Even if you apply First Amendment principles, the 17 companies (and counting) that deplatformed former President Trump are not acting unlawfully. But at a time when Big Tech has near-monopolistic influence over what we see and say, the power to censor should not be in the hands of so few.

Big Tech must self-regulate, and they have the unique capability to do so.

How can they protect free speech and draw hard lines against hateful rhetoric or calls to violence, which is not protected under the First Amendment?

The answer: Use AI to enforce objective policies on users’ hateful, inflammatory, racist or aggressive speech; apply them consistently whether they result in limiting or labeling content; and be transparent about how decisions are made.

I know the first call to action — objectively tagging language that is toxic — is possible, because we do it at Writer, an AI writing assistant for the enterprise. In our case, we’re trying to keep colleagues from being passive aggressive to each other, but we built a second model applying the same principles to a model trained exclusively on Twitter’s data.

Defining “toxic” as content that is aggressive, mean, offensive, racist, sexist or hateful (on either side of a debate), we analyzed millions of tweets from October 20, 2020, through January 6, 2021, the date of the insurrection at the Capitol. On that day, 32 percent of all tweets were toxic, a 40% jump from the previous average. Trump himself contributed “just” 4 toxic tweets that day, but by virtue of his having 88 million followers, tweets and retweets like, “Get smart Republicans. FIGHT!” have an outsized impact. Indeed, nearly one-third of all toxic tweets in the US on January 6 contained at least one of these four phrases: “stop the steal,” “stolen,” “rigged,” or “fight.”

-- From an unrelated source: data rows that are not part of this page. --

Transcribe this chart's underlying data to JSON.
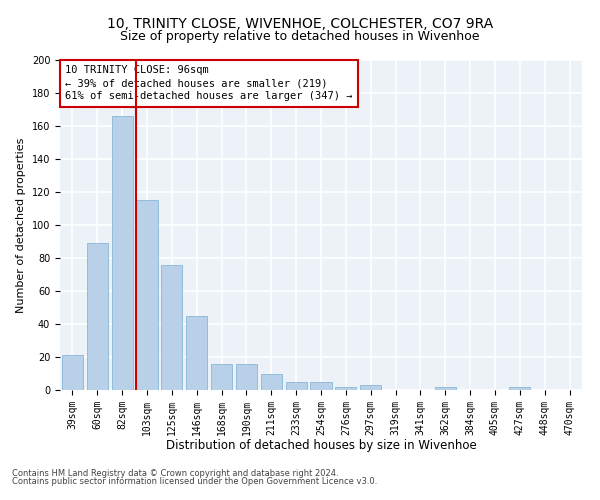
{
  "title": "10, TRINITY CLOSE, WIVENHOE, COLCHESTER, CO7 9RA",
  "subtitle": "Size of property relative to detached houses in Wivenhoe",
  "xlabel": "Distribution of detached houses by size in Wivenhoe",
  "ylabel": "Number of detached properties",
  "categories": [
    "39sqm",
    "60sqm",
    "82sqm",
    "103sqm",
    "125sqm",
    "146sqm",
    "168sqm",
    "190sqm",
    "211sqm",
    "233sqm",
    "254sqm",
    "276sqm",
    "297sqm",
    "319sqm",
    "341sqm",
    "362sqm",
    "384sqm",
    "405sqm",
    "427sqm",
    "448sqm",
    "470sqm"
  ],
  "values": [
    21,
    89,
    166,
    115,
    76,
    45,
    16,
    16,
    10,
    5,
    5,
    2,
    3,
    0,
    0,
    2,
    0,
    0,
    2,
    0,
    0
  ],
  "bar_color": "#b8d0e8",
  "bar_edge_color": "#7aafd4",
  "red_line_x": 2.57,
  "property_label": "10 TRINITY CLOSE: 96sqm",
  "annotation_line1": "← 39% of detached houses are smaller (219)",
  "annotation_line2": "61% of semi-detached houses are larger (347) →",
  "annotation_box_color": "#ffffff",
  "annotation_box_edge": "#cc0000",
  "vline_color": "#cc0000",
  "footer1": "Contains HM Land Registry data © Crown copyright and database right 2024.",
  "footer2": "Contains public sector information licensed under the Open Government Licence v3.0.",
  "ylim": [
    0,
    200
  ],
  "yticks": [
    0,
    20,
    40,
    60,
    80,
    100,
    120,
    140,
    160,
    180,
    200
  ],
  "background_color": "#edf2f9",
  "grid_color": "#ffffff",
  "title_fontsize": 10,
  "subtitle_fontsize": 9,
  "ylabel_fontsize": 8,
  "xlabel_fontsize": 8.5,
  "tick_fontsize": 7,
  "annot_fontsize": 7.5,
  "footer_fontsize": 6
}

It’s clear that Trump’s language on Twitter has been toxic for a long time, and like a deadly virus, his influence spread across the entire platform, increasing its overall toxicity.

The artificial intelligence behind our analysis is not rocket science: human labeling of online content that is itself hateful, inflammatory, racist or aggressive — our definition of “toxic.” Is “fake news inflammatory? If it’s in reference to a factually inaccurate “stolen election,” it is in our models. Yes, editorial decisions on datasets are required to build a robust, trustworthy model as are frequent updates to include ever-evolving dog whistles on both sides of a debate, whether “MAGA as shorthand for “delusional” or “illegal alien to refer to “immigrant.”

A transparent, open, collective effort to create a standard for healthy communication is necessary. It’s also how Big Tech can bring its AI expertise to solve the problem we have on social media. By balancing First Amendment principles with a user’s toxicity and reach—how much influence does a user’s content have on the overall social media platform?—I hope we can make decisions like the one Twitter had to make more transparent and fair.

Jack Dorsey himself tweeted that banning Trump sets a dangerous precedent and was a result of Twitter’s failure to “promote a healthy conversation.” I couldn’t agree more, and it’s possible to work together as a tech community to create a new open standard around the definition of healthy.

Though it’s good-riddance for the boot to Trump, an exodus of conservative voices from the mainstream social platforms serves no one. Communities are stronger when more voices are represented. To earn back trust, Big Tech needs to be clear about what it will and won’t tolerate in its terms of service, apply those rules consistently over time and across all people, and be utterly transparent about why and how it arrives at decisions. We have the technology and the know-how to get there. Do we have the will?

There are 88 million reasons that we should.